Tuesday, September 15, 2009

Is printing money really a bad thing?

On a discussion board for an accounting class I'm taking, somebody made a comment to the effect of our government is currently printing money and so the economy is just a house of cards that will come collapsing down at any moment. Here's my response:

"Whether it's really bad for the government to just print money is an interesting topic. In effect, that's what the quantitative easing strategy deployed recently by the Fed amounts to. Instinctively, it would seem like a bad thing. The dollar's value will slide to nothing if the Fed just prints endless quantities of it. Countless examples of this exist around the world in the last few centuries. However, what if the government just prints a relatively small quantity of money relative to the overall supply? Obviously, the dollar still falls in value, but not to zero if done on a limited scale. And what are the consequences of the dollar falling in value? First, our buying power of foreign goods will drop. We won't be able to be quite such a nation of excess. We'll produce domestically more of the items we consume because it will become economically efficient to do so. This will create more jobs. We'll also produce more goods for export because other nations will have more buying power with respect to the goods we produce. Again, more jobs in the US. Certain aspects of our material standard of living might be reduced...primarily cheap electronics from Asia and the cheap plastic junk that you find at Walmart won't be as cheap. But the trade-off is there will be far more opportunities for America to actually produce goods and services again. Personally, I'm willing to accept a smaller TV and less plastic junk in this trade.

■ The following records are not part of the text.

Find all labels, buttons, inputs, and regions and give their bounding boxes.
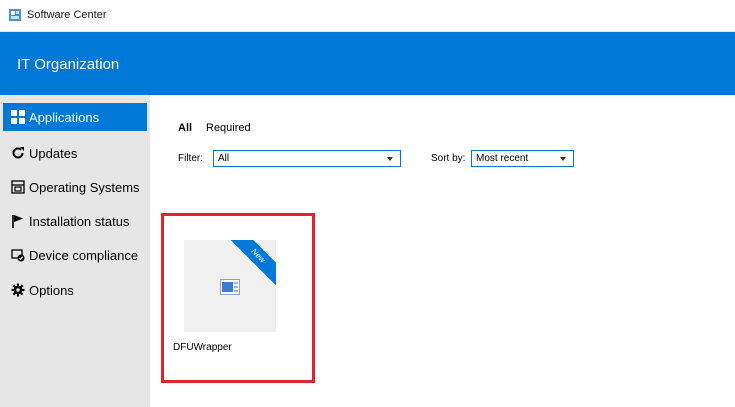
sidebar-item-label: Installation status [29,213,130,229]
sort-label: Sort by: [431,153,466,164]
windows-stack-icon [11,180,25,194]
app-tile[interactable]: New [184,240,276,332]
title-bar: Software Center [0,0,735,32]
sort-dropdown[interactable]: Most recent [471,150,574,167]
window-title: Software Center [27,9,107,21]
tab-required[interactable]: Required [206,122,251,134]
sidebar-item-options[interactable]: Options [3,276,147,304]
sidebar-item-operating-systems[interactable]: Operating Systems [3,173,147,201]
chevron-down-icon [560,157,566,161]
refresh-icon [12,147,24,159]
sidebar-item-label: Applications [29,109,100,125]
sidebar-item-applications[interactable]: Applications [3,103,147,131]
applications-icon [11,110,25,124]
application-window-icon [220,279,240,295]
sidebar-item-label: Options [29,282,74,298]
sidebar-item-label: Device compliance [29,247,139,263]
software-center-icon [9,9,21,21]
filter-value: All [218,153,230,164]
sidebar-item-label: Operating Systems [29,179,140,195]
filter-label: Filter: [178,153,203,164]
gear-icon [11,283,25,297]
sidebar-item-device-compliance[interactable]: Device compliance [3,241,147,269]
chevron-down-icon [387,157,393,161]
org-header: IT Organization [0,32,735,95]
sidebar-item-label: Updates [29,145,78,161]
organization-name: IT Organization [17,56,120,73]
filter-dropdown[interactable]: All [213,150,401,167]
tab-all[interactable]: All [178,122,192,134]
sidebar-item-installation-status[interactable]: Installation status [3,207,147,235]
app-name[interactable]: DFUWrapper [173,342,232,353]
device-compliance-icon [11,249,25,262]
sort-value: Most recent [476,153,529,164]
sidebar-item-updates[interactable]: Updates [3,139,147,167]
flag-icon [12,215,23,228]
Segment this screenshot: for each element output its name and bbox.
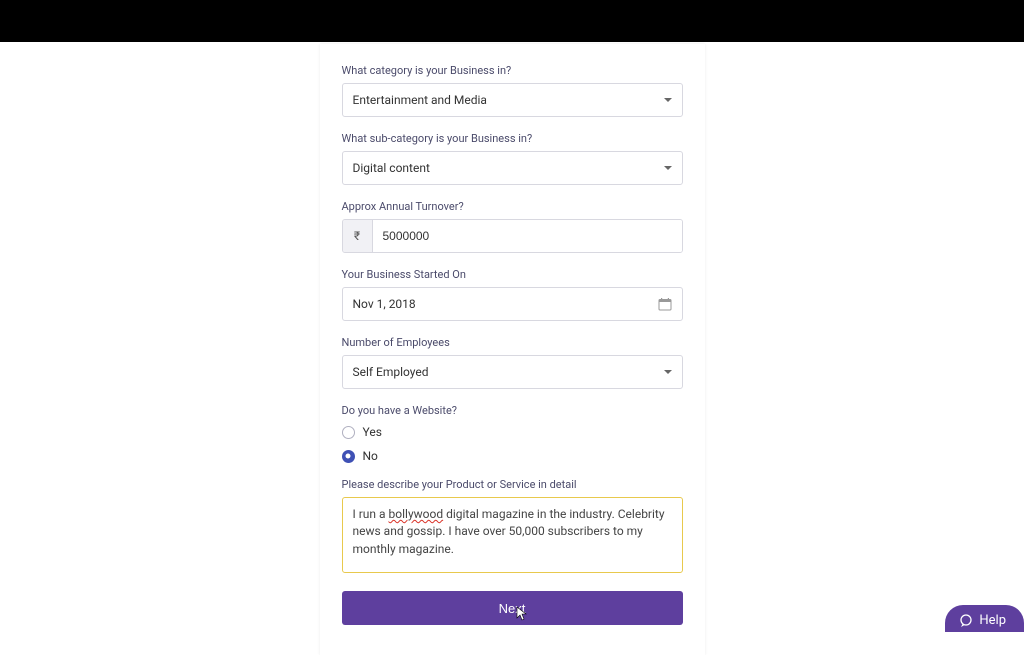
radio-yes-label: Yes — [363, 425, 382, 439]
radio-icon-checked — [342, 450, 355, 463]
subcategory-value: Digital content — [353, 161, 664, 175]
subcategory-select[interactable]: Digital content — [342, 151, 683, 185]
started-group: Your Business Started On Nov 1, 2018 — [342, 268, 683, 321]
subcategory-label: What sub-category is your Business in? — [342, 132, 683, 145]
website-label: Do you have a Website? — [342, 404, 683, 417]
description-label: Please describe your Product or Service … — [342, 478, 683, 491]
started-value: Nov 1, 2018 — [353, 297, 658, 311]
started-label: Your Business Started On — [342, 268, 683, 281]
radio-option-yes[interactable]: Yes — [342, 425, 683, 439]
subcategory-group: What sub-category is your Business in? D… — [342, 132, 683, 185]
rupee-icon: ₹ — [343, 220, 373, 252]
help-button[interactable]: Help — [945, 605, 1024, 632]
calendar-icon — [658, 297, 672, 311]
category-label: What category is your Business in? — [342, 64, 683, 77]
turnover-input-group: ₹ — [342, 219, 683, 253]
category-value: Entertainment and Media — [353, 93, 664, 107]
employees-value: Self Employed — [353, 365, 664, 379]
website-radio-group: Yes No — [342, 425, 683, 463]
business-form: What category is your Business in? Enter… — [320, 44, 705, 655]
chevron-down-icon — [664, 166, 672, 170]
radio-icon — [342, 426, 355, 439]
chevron-down-icon — [664, 370, 672, 374]
top-bar — [0, 0, 1024, 42]
turnover-label: Approx Annual Turnover? — [342, 200, 683, 213]
chat-icon — [959, 614, 973, 628]
employees-group: Number of Employees Self Employed — [342, 336, 683, 389]
description-text: I run a bollywood digital magazine in th… — [353, 506, 672, 558]
employees-label: Number of Employees — [342, 336, 683, 349]
description-textarea[interactable]: I run a bollywood digital magazine in th… — [342, 497, 683, 573]
turnover-group: Approx Annual Turnover? ₹ — [342, 200, 683, 253]
started-date-input[interactable]: Nov 1, 2018 — [342, 287, 683, 321]
website-group: Do you have a Website? Yes No — [342, 404, 683, 463]
category-select[interactable]: Entertainment and Media — [342, 83, 683, 117]
turnover-input[interactable] — [373, 220, 682, 252]
chevron-down-icon — [664, 98, 672, 102]
category-group: What category is your Business in? Enter… — [342, 64, 683, 117]
employees-select[interactable]: Self Employed — [342, 355, 683, 389]
description-group: Please describe your Product or Service … — [342, 478, 683, 573]
radio-no-label: No — [363, 449, 378, 463]
next-button[interactable]: Next — [342, 591, 683, 625]
help-label: Help — [979, 613, 1006, 628]
radio-option-no[interactable]: No — [342, 449, 683, 463]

Of course, there's always the risk of devaluing the dollar to practically nothing. But there's actually very little risk of that for one simple reason. Numerous countries have devalued their currency to being worthless, but they virtually all share one crucial difference with the current situation in the US. In countries like post-WWI Germany & Hungary, or Argentina, or Zimbabwe, the people in control of monetary policy (i.e. printing money) were/are not the same people who actually held the bonds that underlie the value of the currency and they did/do not hold significant assets with values denominated in that currency. By contrast, in the US, the members of the Fed, as well as the political and economic leaders with the clout to influence the Fed, hold significant assets that are dollar-denominated, including large amounts of the bonds that underlie our currency. In Post-WWI Germany, the people who set monetary policy had little incentive to maintain a sound monetary policy because it was foreign investors who stood to lose the most while they themselves stood to lose little from a default on their currency. Our situation is very different. The people who set our monetary policy stand to lose tremendously if they allow the dollar to default.

And what's more, global investors seem to agree. Even with the announcement of quantitative easing (printing money), there has been no flight from dollar-denominated assets by foreign investors. Clearly, they also realize that the US does not have adequate incentive to destroy its currency. A moderate devaluing of the dollar will actually offer us a number of competitive advantages that will correct our trade imbalances and probably bring more jobs back to the US. People who understand these issues far better than myself are for the most part betting that a devaluation without default is by far the most probable outcome."

A lot of that information comes from Niall Ferguson's "The Ascent of Money".